Easy access to finance

– Easy access to finance in Coal industry will also reduce the barriers to entry in the industry, thus putting downward pressure on the prices because of increasing competition. Terracom can utilize it by borrowing at lower rates and invest it into research and development, capital expenditure to fortify its core competitive advantage.

New competition

– After the dotcom bust of 2001, financial crisis of 2008-09, the business formation in US economy had declined. But in 2020 alone, there are more than 1.5 million new business applications in United States. This can lead to greater competition for Terracom in the Coal sector and impact the bottomline of the organization.

Technology disruption because of hacks, piracy etc

– The colonial pipeline illustrated, how vulnerable modern organization are to international hackers, miscreants, and disruptors. The cyber security interruption, data leaks, etc can seriously jeopardize the future growth of the organization.

Barriers of entry lowering

– As technology is more democratized, the barriers to entry to Coal industry are lowering. It can presents Terracom with greater competitive threats in the near to medium future. Secondly it will also put downward pressure on pricing throughout the Coal sector.

Learning curve for new practices

– As the technology based on artificial intelligence and machine learning platform is getting complex, Terracom may face longer learning curve for training and development of existing employees.

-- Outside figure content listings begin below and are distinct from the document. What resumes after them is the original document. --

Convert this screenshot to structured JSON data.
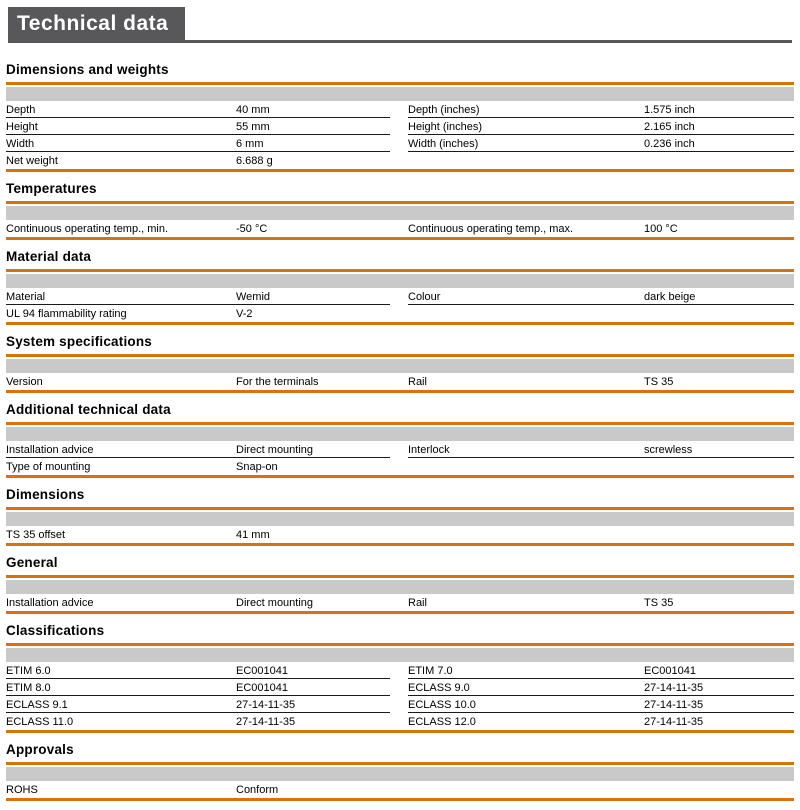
{
  "page_title": "Technical data",
  "colors": {
    "accent_orange": "#D7730F",
    "header_gray": "#58585A",
    "table_header_gray": "#C9C9C9"
  },
  "sections": [
    {
      "title": "Dimensions and weights",
      "rows": [
        {
          "left": {
            "label": "Depth",
            "value": "40 mm"
          },
          "right": {
            "label": "Depth (inches)",
            "value": "1.575 inch"
          }
        },
        {
          "left": {
            "label": "Height",
            "value": "55 mm"
          },
          "right": {
            "label": "Height (inches)",
            "value": "2.165 inch"
          }
        },
        {
          "left": {
            "label": "Width",
            "value": "6 mm"
          },
          "right": {
            "label": "Width (inches)",
            "value": "0.236 inch"
          }
        },
        {
          "left": {
            "label": "Net weight",
            "value": "6.688 g"
          },
          "right": null
        }
      ]
    },
    {
      "title": "Temperatures",
      "rows": [
        {
          "left": {
            "label": "Continuous operating temp., min.",
            "value": "-50 °C"
          },
          "right": {
            "label": "Continuous operating temp., max.",
            "value": "100 °C"
          }
        }
      ]
    },
    {
      "title": "Material data",
      "rows": [
        {
          "left": {
            "label": "Material",
            "value": "Wemid"
          },
          "right": {
            "label": "Colour",
            "value": "dark beige"
          }
        },
        {
          "left": {
            "label": "UL 94 flammability rating",
            "value": "V-2"
          },
          "right": null
        }
      ]
    },
    {
      "title": "System specifications",
      "rows": [
        {
          "left": {
            "label": "Version",
            "value": "For the terminals"
          },
          "right": {
            "label": "Rail",
            "value": "TS 35"
          }
        }
      ]
    },
    {
      "title": "Additional technical data",
      "rows": [
        {
          "left": {
            "label": "Installation advice",
            "value": "Direct mounting"
          },
          "right": {
            "label": "Interlock",
            "value": "screwless"
          }
        },
        {
          "left": {
            "label": "Type of mounting",
            "value": "Snap-on"
          },
          "right": null
        }
      ]
    },
    {
      "title": "Dimensions",
      "rows": [
        {
          "left": {
            "label": "TS 35 offset",
            "value": "41 mm"
          },
          "right": null
        }
      ]
    },
    {
      "title": "General",
      "rows": [
        {
          "left": {
            "label": "Installation advice",
            "value": "Direct mounting"
          },
          "right": {
            "label": "Rail",
            "value": "TS 35"
          }
        }
      ]
    },
    {
      "title": "Classifications",
      "rows": [
        {
          "left": {
            "label": "ETIM 6.0",
            "value": "EC001041"
          },
          "right": {
            "label": "ETIM 7.0",
            "value": "EC001041"
          }
        },
        {
          "left": {
            "label": "ETIM 8.0",
            "value": "EC001041"
          },
          "right": {
            "label": "ECLASS 9.0",
            "value": "27-14-11-35"
          }
        },
        {
          "left": {
            "label": "ECLASS 9.1",
            "value": "27-14-11-35"
          },
          "right": {
            "label": "ECLASS 10.0",
            "value": "27-14-11-35"
          }
        },
        {
          "left": {
            "label": "ECLASS 11.0",
            "value": "27-14-11-35"
          },
          "right": {
            "label": "ECLASS 12.0",
            "value": "27-14-11-35"
          }
        }
      ]
    },
    {
      "title": "Approvals",
      "rows": [
        {
          "left": {
            "label": "ROHS",
            "value": "Conform"
          },
          "right": null
        }
      ]
    }
  ]
}
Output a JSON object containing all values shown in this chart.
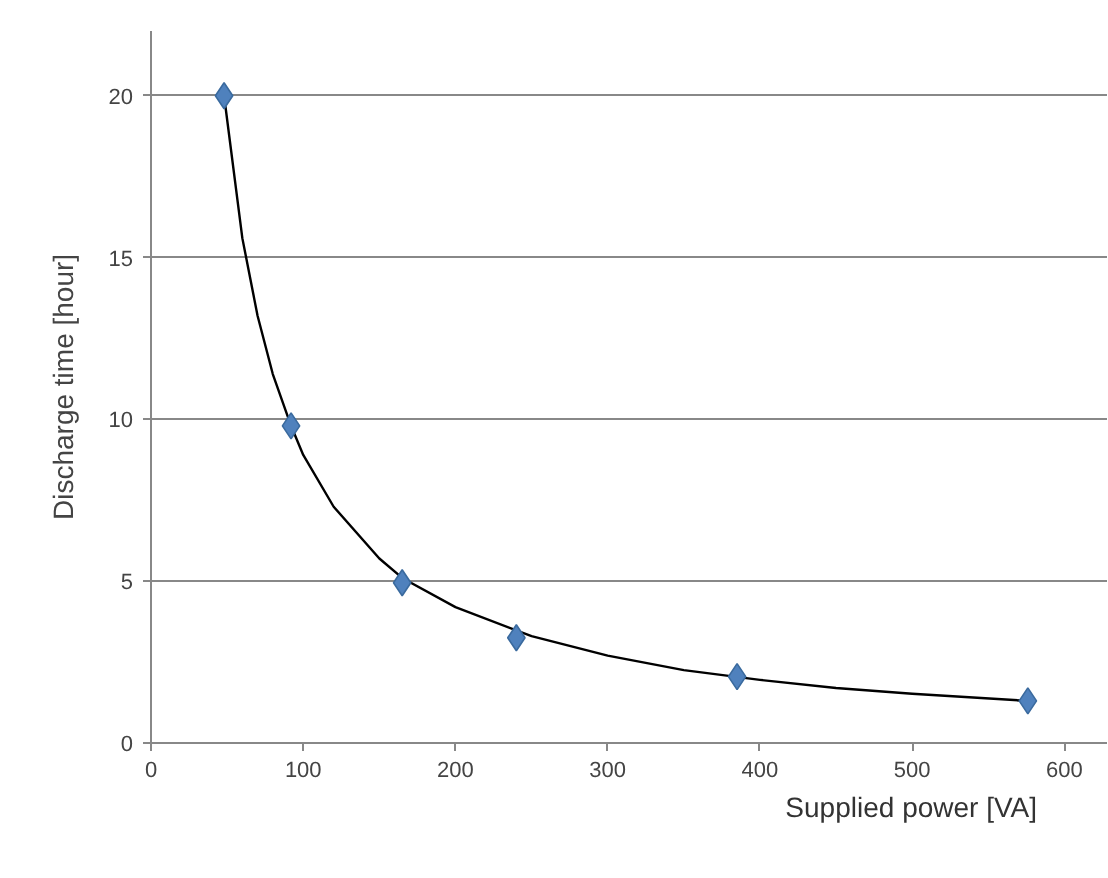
{
  "chart_data": {
    "type": "scatter",
    "xlabel": "Supplied power [VA]",
    "ylabel": "Discharge time [hour]",
    "xlim": [
      0,
      628
    ],
    "ylim": [
      0,
      22
    ],
    "xticks": [
      0,
      100,
      200,
      300,
      400,
      500,
      600
    ],
    "yticks": [
      0,
      5,
      10,
      15,
      20
    ],
    "grid": "y",
    "marker": "diamond",
    "series": [
      {
        "color": "#4f81bd",
        "x": [
          48,
          92,
          165,
          240,
          385,
          576
        ],
        "values": [
          20,
          9.8,
          4.95,
          3.25,
          2.05,
          1.3
        ]
      },
      {
        "type": "line",
        "color": "#000000",
        "line_style": "solid",
        "marker": "none",
        "x": [
          48,
          60,
          70,
          80,
          92,
          100,
          120,
          150,
          165,
          200,
          250,
          300,
          350,
          400,
          450,
          500,
          576
        ],
        "values": [
          20,
          15.6,
          13.2,
          11.4,
          9.8,
          8.9,
          7.3,
          5.7,
          5.1,
          4.2,
          3.3,
          2.7,
          2.25,
          1.95,
          1.7,
          1.52,
          1.3
        ]
      }
    ]
  }
}
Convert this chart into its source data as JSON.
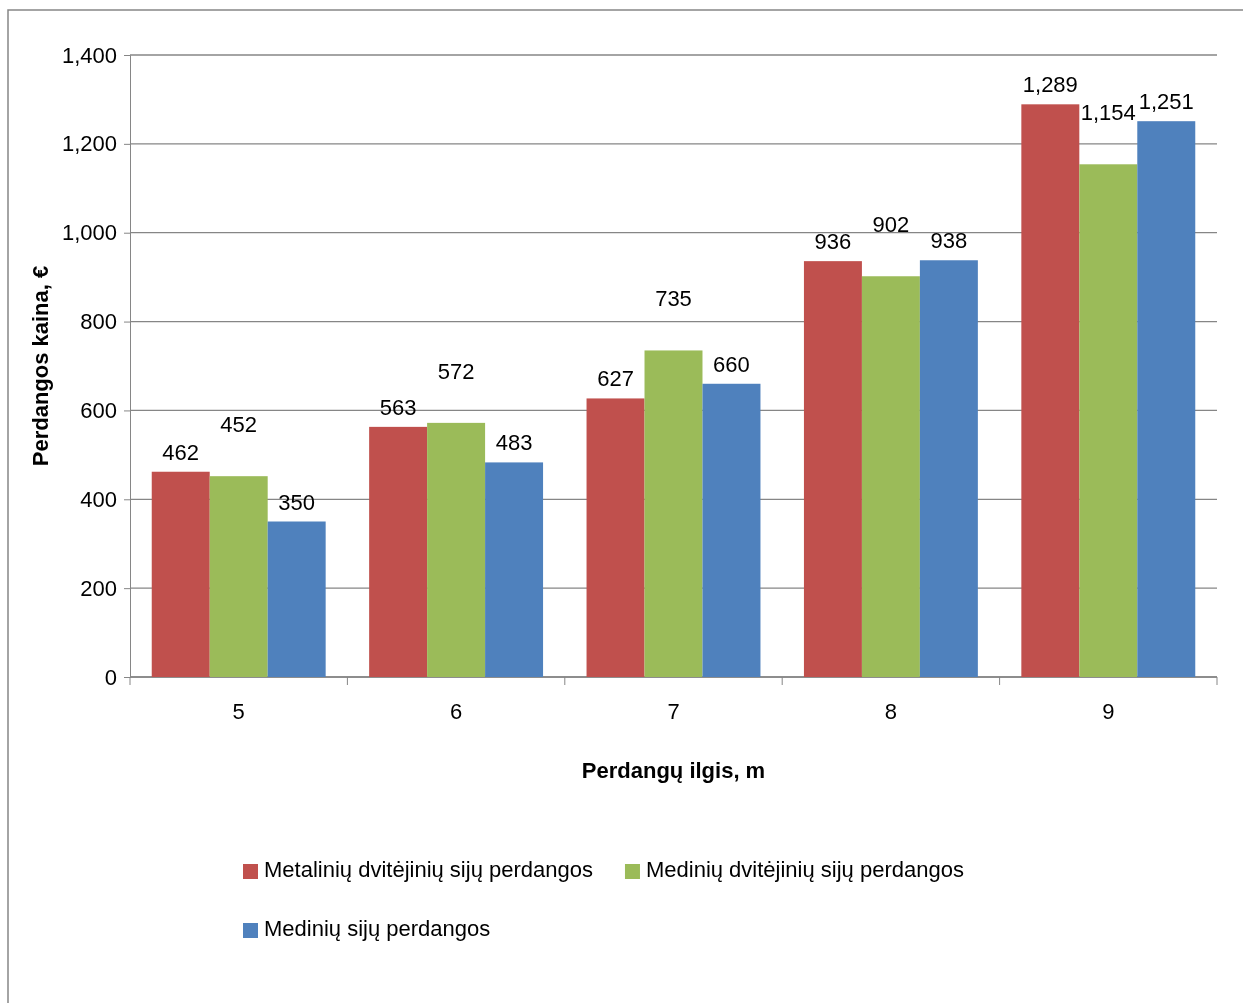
{
  "chart_data": {
    "type": "bar",
    "xlabel": "Perdangų ilgis, m",
    "ylabel": "Perdangos kaina, €",
    "categories": [
      "5",
      "6",
      "7",
      "8",
      "9"
    ],
    "series": [
      {
        "name": "Metalinių dvitėjinių sijų perdangos",
        "color": "#c0504d",
        "values": [
          462,
          563,
          627,
          936,
          1289
        ],
        "value_labels": [
          "462",
          "563",
          "627",
          "936",
          "1,289"
        ]
      },
      {
        "name": "Medinių dvitėjinių sijų perdangos",
        "color": "#9bbb59",
        "values": [
          452,
          572,
          735,
          902,
          1154
        ],
        "value_labels": [
          "452",
          "572",
          "735",
          "902",
          "1,154"
        ]
      },
      {
        "name": "Medinių sijų perdangos",
        "color": "#4f81bd",
        "values": [
          350,
          483,
          660,
          938,
          1251
        ],
        "value_labels": [
          "350",
          "483",
          "660",
          "938",
          "1,251"
        ]
      }
    ],
    "ylim": [
      0,
      1400
    ],
    "yticks": [
      {
        "value": 0,
        "label": "0"
      },
      {
        "value": 200,
        "label": "200"
      },
      {
        "value": 400,
        "label": "400"
      },
      {
        "value": 600,
        "label": "600"
      },
      {
        "value": 800,
        "label": "800"
      },
      {
        "value": 1000,
        "label": "1,000"
      },
      {
        "value": 1200,
        "label": "1,200"
      },
      {
        "value": 1400,
        "label": "1,400"
      }
    ],
    "grid": "y",
    "legend": "bottom"
  }
}
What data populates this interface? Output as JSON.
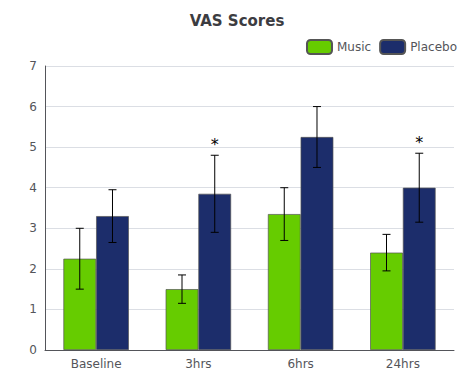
{
  "chart_data": {
    "type": "bar",
    "title": "VAS Scores",
    "categories": [
      "Baseline",
      "3hrs",
      "6hrs",
      "24hrs"
    ],
    "series": [
      {
        "name": "Music",
        "color": "#66cc00",
        "values": [
          2.25,
          1.5,
          3.35,
          2.4
        ],
        "errors": [
          0.75,
          0.35,
          0.65,
          0.45
        ]
      },
      {
        "name": "Placebo",
        "color": "#1c2d6b",
        "values": [
          3.3,
          3.85,
          5.25,
          4.0
        ],
        "errors": [
          0.65,
          0.95,
          0.75,
          0.85
        ]
      }
    ],
    "annotations": [
      {
        "text": "*",
        "category": "3hrs",
        "series": "Placebo"
      },
      {
        "text": "*",
        "category": "24hrs",
        "series": "Placebo"
      }
    ],
    "ylim": [
      0,
      7
    ],
    "yticks": [
      0,
      1,
      2,
      3,
      4,
      5,
      6,
      7
    ],
    "grid": true,
    "legend": "upper right"
  }
}
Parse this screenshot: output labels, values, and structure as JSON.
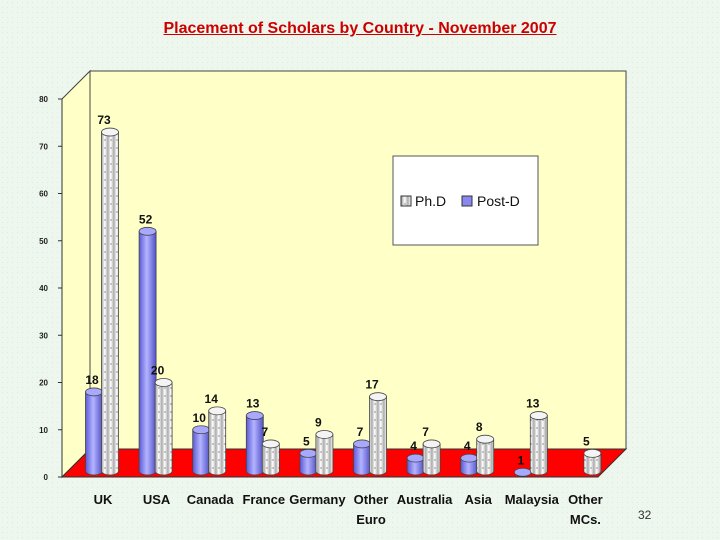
{
  "page_number": "32",
  "chart_data": {
    "type": "bar",
    "title": "Placement of Scholars by Country - November 2007",
    "xlabel": "",
    "ylabel": "",
    "ylim": [
      0,
      80
    ],
    "yticks": [
      0,
      10,
      20,
      30,
      40,
      50,
      60,
      70,
      80
    ],
    "grid": false,
    "legend": "right",
    "categories": [
      [
        "UK"
      ],
      [
        "USA"
      ],
      [
        "Canada"
      ],
      [
        "France"
      ],
      [
        "Germany"
      ],
      [
        "Other",
        "Euro"
      ],
      [
        "Australia"
      ],
      [
        "Asia"
      ],
      [
        "Malaysia"
      ],
      [
        "Other",
        "MCs."
      ]
    ],
    "series": [
      {
        "name": "Ph.D",
        "values": [
          73,
          20,
          14,
          7,
          9,
          17,
          7,
          8,
          13,
          5
        ],
        "labels": [
          "73",
          "20",
          "14",
          "7",
          "9",
          "17",
          "7",
          "8",
          "13",
          "5"
        ]
      },
      {
        "name": "Post-D",
        "values": [
          18,
          52,
          10,
          13,
          5,
          7,
          4,
          4,
          1,
          null
        ],
        "labels": [
          "18",
          "52",
          "10",
          "13",
          "5",
          "7",
          "4",
          "4",
          "1",
          ""
        ]
      }
    ],
    "colors": {
      "phd": "#e8e8e8",
      "postd": "#8888f0",
      "plot_background": "#ffffc8",
      "floor": "#ff0000"
    }
  }
}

This can open space for more nimble competitors in the field of Coal sector.

Stagnating economy with rate increase

– Terracom can face lack of demand in the market place because of Fed actions to reduce inflation. This can lead to sluggish growth in the economy, lower demands, lower investments, higher borrowing costs, and consolidation in the Coal industry.




Weighted SWOT Analysis of Terracom Template, Example


Not all factors mentioned under the Strengths, Weakness, Opportunities, and Threats quadrants in the SWOT Analysis are equal. Managers at Terracom needs to zero down on the relative importance of each factor mentioned in the Strengths, Weakness, Opportunities, and Threats quadrants. We can provide the relative importance to each factor by assigning relative weights. Weighted SWOT analysis process is a three stage process –

First stage for doing weighted SWOT analysis of Terracom is to rank the strengths and weaknesses of the organization. This will help you to assess the most important strengths and weaknesses of the firm and which one of the strengths and weaknesses mentioned in the initial lists are marginal and can be left out.

Second stage for conducting weighted SWOT analysis of Terracom is to give probabilities to the external strategic factors thus better understanding the opportunities and threats arising out of macro environment changes and developments.

Third stage of constructing weighted SWOT analysis of Terracom to provide strategic recommendations includes – joining likelihood of external strategic factors such as opportunities and threats to the internal strategic factors – strengths and weaknesses. You should start with external factors as they will provide the direction of the overall industry. Secondly by joining probabilities with internal strategic factors can help the company not only strategic fit but also the most probably strategic trade-off that Terracom needs to make to build a sustainable competitive advantage.